Le garçon aimerait la rassurer, mais lui-même est tout sauf rassuré. Il reste silencieux. Il regarde ses pieds. Il sent le corps chaud de son amie se coller contre le sien. Ses mains le serrent. Il se laisse aller dans les bras de Mia. Les deux jeunes gens sont complètement anéantis. Soudain, Mia le lâche.

- On ne va pas se laisser abattre Gabriel ! s'exclame-t-elle d'une voix plus aiguë qu'à l'ordinaire. Ça ne veut rien dire du tout ! Fenyx est fort, il est costaud ! Il va s'en sortir, j'en suis persuadée !

- Mia... c'est la bactérie la plus mortelle de la Ville...

- Non ! C'était la 101.9 Gabriel, ça ne veut rien dire !

- La 102 présente une mutation supplémentaire. J'ai vu aux infos qu'elle était bien plus dangereuse.

- Il va s'en sortir...

La foi de Mia a quelque chose de contagieux. Gabriel aussi veut y croire.

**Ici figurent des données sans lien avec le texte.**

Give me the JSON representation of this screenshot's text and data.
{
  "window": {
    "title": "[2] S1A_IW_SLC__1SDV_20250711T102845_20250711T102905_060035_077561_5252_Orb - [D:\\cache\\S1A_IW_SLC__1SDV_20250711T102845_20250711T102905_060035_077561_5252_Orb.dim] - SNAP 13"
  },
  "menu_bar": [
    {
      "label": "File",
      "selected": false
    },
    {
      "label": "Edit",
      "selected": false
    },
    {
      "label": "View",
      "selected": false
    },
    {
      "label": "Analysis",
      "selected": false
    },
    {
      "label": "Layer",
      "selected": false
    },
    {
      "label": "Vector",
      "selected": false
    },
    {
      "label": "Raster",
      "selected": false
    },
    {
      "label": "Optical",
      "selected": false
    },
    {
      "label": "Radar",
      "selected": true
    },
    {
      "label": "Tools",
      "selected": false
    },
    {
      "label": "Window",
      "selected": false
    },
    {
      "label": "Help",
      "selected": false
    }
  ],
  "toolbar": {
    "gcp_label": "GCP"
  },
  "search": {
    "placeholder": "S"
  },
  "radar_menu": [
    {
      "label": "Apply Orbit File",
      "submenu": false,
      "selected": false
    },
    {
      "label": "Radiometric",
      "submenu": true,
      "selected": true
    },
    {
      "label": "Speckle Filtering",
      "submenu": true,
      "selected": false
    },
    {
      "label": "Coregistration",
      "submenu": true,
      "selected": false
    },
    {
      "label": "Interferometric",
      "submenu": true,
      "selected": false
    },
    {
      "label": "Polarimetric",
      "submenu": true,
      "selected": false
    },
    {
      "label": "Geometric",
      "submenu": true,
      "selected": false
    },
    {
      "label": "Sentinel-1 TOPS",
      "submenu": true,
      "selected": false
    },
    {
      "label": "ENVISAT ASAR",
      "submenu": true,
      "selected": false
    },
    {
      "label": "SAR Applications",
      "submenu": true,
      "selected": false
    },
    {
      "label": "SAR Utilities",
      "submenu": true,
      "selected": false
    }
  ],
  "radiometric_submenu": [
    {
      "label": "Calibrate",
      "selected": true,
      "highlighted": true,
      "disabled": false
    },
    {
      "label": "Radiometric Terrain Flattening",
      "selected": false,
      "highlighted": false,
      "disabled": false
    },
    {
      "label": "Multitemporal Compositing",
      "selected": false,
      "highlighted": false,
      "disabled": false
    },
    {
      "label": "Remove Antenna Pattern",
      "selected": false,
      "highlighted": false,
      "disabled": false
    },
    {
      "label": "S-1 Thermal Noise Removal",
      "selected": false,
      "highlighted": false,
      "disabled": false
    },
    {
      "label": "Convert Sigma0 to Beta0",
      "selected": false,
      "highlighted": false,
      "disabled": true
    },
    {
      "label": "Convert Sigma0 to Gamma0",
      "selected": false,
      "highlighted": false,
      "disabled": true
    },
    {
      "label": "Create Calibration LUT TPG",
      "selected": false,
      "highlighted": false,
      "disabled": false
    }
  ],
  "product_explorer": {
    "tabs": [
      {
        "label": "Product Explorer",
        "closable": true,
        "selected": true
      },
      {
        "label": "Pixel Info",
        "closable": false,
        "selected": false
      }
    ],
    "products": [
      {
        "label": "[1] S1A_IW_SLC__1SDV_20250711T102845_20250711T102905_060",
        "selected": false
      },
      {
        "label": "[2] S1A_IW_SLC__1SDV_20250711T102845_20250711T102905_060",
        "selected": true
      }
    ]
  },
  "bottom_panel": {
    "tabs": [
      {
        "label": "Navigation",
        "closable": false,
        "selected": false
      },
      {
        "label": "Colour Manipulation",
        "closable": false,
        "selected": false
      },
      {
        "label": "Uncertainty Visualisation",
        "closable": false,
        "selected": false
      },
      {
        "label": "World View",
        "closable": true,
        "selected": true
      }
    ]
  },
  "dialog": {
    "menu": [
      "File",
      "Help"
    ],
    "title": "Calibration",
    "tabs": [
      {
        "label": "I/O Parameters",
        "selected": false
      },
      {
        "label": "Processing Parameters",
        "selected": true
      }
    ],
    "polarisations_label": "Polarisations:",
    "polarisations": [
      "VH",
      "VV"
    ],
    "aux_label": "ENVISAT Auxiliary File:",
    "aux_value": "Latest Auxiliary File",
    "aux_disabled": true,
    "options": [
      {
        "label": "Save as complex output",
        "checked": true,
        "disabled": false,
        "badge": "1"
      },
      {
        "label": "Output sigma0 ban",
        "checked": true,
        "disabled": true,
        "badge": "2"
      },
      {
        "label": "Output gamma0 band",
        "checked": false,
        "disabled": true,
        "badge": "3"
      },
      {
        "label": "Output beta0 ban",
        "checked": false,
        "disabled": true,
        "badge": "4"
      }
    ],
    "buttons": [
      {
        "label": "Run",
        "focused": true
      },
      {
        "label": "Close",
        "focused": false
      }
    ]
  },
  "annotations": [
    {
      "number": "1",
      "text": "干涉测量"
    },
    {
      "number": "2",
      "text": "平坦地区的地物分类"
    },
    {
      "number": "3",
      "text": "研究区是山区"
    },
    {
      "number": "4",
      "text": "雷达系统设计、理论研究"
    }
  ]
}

Il repousse dans un recoin de son esprit l'image de son ami dans un linceul.

- On ira le voir tous les jours ? demande Gabriel.

- Oui, jusqu'à ce qu'il guérisse.

Gabriel ne cherche plus à la contredire. Fenyx va s'en sortir. Le contraire serait insupportable.

- Ma mère s'est arrangée pour faire reporter le mariage au mois prochain, explique Gabriel. Tu referas ton sac plus tard.

La jeune fille hoche la tête. Soudain une voix grave et alcoolisée retentit à l'intérieur de l'appartement :

- Mia ! grogne son père. Rentre immédiatement !

Terrifiée, l'intéressée dit précipitamment au revoir et rentre en fermant la porte. Gabriel serre les poings. Quand tout serait fini, ils ne seraient plus prisonniers de leurs pères.

Il tourne les talons et rentre chez lui.